Une telle bonne nouvelle, à vrai dire, enchanterait plus l’ex-président de la République, Patrice Talon dont la gouvernance a enfanté le Sénat, contesté dans l’opinion et singulièrement par son prédécesseur au pouvoir, figure emblématique de l’opposition, ces dix dernières années.
« Je ne saurais en aucun cas faire partie de cette institution… »
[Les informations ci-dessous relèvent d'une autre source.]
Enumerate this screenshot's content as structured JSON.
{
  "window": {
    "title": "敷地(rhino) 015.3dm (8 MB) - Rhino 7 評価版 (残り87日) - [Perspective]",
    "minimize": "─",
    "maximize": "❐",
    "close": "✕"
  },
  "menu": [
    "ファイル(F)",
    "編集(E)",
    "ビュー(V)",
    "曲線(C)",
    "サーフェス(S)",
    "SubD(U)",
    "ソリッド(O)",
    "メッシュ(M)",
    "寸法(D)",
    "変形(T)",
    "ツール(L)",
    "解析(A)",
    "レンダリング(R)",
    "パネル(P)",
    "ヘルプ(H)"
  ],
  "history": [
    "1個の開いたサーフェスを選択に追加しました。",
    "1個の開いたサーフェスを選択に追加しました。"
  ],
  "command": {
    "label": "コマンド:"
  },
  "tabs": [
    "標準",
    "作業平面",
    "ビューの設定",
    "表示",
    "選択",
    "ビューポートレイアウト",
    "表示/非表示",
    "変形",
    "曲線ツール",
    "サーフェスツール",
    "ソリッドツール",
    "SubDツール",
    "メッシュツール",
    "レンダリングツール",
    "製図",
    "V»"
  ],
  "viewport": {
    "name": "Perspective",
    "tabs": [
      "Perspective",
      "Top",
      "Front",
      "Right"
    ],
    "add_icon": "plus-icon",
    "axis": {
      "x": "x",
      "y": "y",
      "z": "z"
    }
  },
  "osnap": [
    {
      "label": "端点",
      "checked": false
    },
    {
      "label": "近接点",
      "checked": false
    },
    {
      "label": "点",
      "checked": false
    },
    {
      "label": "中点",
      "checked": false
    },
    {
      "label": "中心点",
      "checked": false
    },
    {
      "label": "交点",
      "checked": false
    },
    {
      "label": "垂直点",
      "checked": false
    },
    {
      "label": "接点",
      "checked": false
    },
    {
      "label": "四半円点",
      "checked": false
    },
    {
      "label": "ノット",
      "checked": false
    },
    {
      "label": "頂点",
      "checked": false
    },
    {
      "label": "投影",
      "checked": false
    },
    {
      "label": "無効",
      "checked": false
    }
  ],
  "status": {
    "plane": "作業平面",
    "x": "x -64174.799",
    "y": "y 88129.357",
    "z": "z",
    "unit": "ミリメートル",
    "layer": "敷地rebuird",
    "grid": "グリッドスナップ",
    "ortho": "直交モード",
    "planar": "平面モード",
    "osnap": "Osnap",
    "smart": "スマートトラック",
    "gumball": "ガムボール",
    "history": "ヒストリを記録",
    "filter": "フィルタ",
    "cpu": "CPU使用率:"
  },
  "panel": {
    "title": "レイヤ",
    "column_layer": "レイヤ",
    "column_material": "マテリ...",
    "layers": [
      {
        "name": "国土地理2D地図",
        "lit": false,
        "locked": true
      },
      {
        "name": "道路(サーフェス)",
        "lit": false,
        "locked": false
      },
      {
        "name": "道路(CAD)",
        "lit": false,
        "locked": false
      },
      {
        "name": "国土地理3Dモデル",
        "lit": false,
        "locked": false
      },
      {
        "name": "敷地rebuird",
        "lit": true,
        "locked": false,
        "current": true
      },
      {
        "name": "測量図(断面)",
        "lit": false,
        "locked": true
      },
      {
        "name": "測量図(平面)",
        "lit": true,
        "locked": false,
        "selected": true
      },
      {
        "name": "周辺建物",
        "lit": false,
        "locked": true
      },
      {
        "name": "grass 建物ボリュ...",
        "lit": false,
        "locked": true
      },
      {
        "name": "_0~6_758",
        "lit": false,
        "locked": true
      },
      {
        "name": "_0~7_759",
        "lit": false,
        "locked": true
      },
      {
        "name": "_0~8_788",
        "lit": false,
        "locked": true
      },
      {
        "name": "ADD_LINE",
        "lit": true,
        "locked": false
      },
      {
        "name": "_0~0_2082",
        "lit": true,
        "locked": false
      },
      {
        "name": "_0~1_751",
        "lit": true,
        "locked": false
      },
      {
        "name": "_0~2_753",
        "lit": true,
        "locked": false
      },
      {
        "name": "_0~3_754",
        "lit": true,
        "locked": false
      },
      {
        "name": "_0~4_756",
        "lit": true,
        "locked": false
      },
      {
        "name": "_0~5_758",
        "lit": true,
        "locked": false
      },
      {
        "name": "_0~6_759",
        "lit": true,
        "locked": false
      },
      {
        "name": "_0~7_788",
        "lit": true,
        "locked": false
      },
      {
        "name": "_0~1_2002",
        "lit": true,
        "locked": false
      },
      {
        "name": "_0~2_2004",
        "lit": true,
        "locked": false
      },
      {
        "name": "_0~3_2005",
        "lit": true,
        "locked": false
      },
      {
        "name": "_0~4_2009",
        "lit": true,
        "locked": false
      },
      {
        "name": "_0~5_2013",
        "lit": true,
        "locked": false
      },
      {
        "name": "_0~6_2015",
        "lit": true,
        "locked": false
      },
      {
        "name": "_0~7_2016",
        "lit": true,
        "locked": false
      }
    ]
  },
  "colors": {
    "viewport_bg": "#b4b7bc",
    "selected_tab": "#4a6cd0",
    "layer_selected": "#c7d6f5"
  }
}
En effet, pour rappel, début novembre 2025, l’ancien président de la République et ancien président du parti Les Démocrates avait, dans un message publié sur son compte Facebook et abondamment relayé, signifié qu’il ne saurait « en aucun cas faire partie de cette institution comme membre de droit ni cautionner un tel projet, dont le dessein véritable semble être de modifier la nature même de notre régime politique ». Pour lui, le Sénat , tel que voulu, ne va pas dans le sens du renforcement de la démocratie, puisque « sans consensus national » ; ce qui, alertait-il, fragilise la cohésion sociale et compromet la sérénité du débat républicain. Yayi Boni a ajouté que la création d’un Sénat n’est ni opportune ni légitime, et « sa composition soulève de sérieuses interrogations, tout comme ses attributions et sa fonction, qui paraissent conçues pour servir un seul homme, ignorant l’intérêt général. » En conséquence, l’ancien chef de l’État béninois avait appelé « ses » députés au Parlement « à rejeter cette proposition de révision constitutionnelle portant création du Sénat ». Consigne alors suivie à la lettre par les élus parlementaires de son camp, dont le nombre minoritaire n’avait pas pu empêcher l’adoption du texte.
Dans ce climat sociopolitique tendu et d’incertitudes, il faut souligner également que Yayi Boni avait déjà annoncé, fin octobre, une retraite sanitaire et sollicité du peuple, des prières pour le soutenir. C’était dans la foulée du rejet des dossiers de candidatures de son parti LD à la présidentielle puis après aux communales et municipales, et ce malgré son message d’appel et son tête-à-tête avec Patrice Talon.
C’en est suivi, en mars 2026, sa démission de la tête du parti LD avec le ralliement de plusieurs de ses lieutenants et de son fils Chabi au candidat désigné de Patrice Talon, devenu président, Romuald Wadagni. Ayant été absent de la scène politique nationale sur de longs mois, ce n’est que le 24 mai que Yayi Boni fait son apparition au palais des congrès à Cotonou. C’était à l’investiture du chef de l’État élu, Romuald Wadagni, ancien ministre d’État de Patrice Talon.
Wadagni profitera-t-il de ce fair-play ?
À cette cérémonie de grande mobilisation, Yayi Boni était la grosse attraction au plan national, en dehors des délégations des pays de l’Aes fortement ovationnées. L’ancien dirigeant béninois (2006-2016) avait affiché un air fair-play, tout souriant, allant même serrer la main ou faire des accolades à ceux qui la décennie passée, lui ne lui ont pas fait de cadeau.
Romuald Wadagni dont la candidature et l’élection ont, in fine, fédéré pratiquement toute la classe politique, profitera-t-il de ce vent favorable pour entrer en jeu afin de désarmer Yayi Boni ? En termes clairs, l’actuel président va-t-il profiter de ce moment d’accalmie politique pour amener l’ancien président à revoir sa position qui paraît radicale et intangible ? Le terrain politique étant, par nature, fait d’imprévisibilités, rien n’est donc impossible. La suite des événements nous édifiera.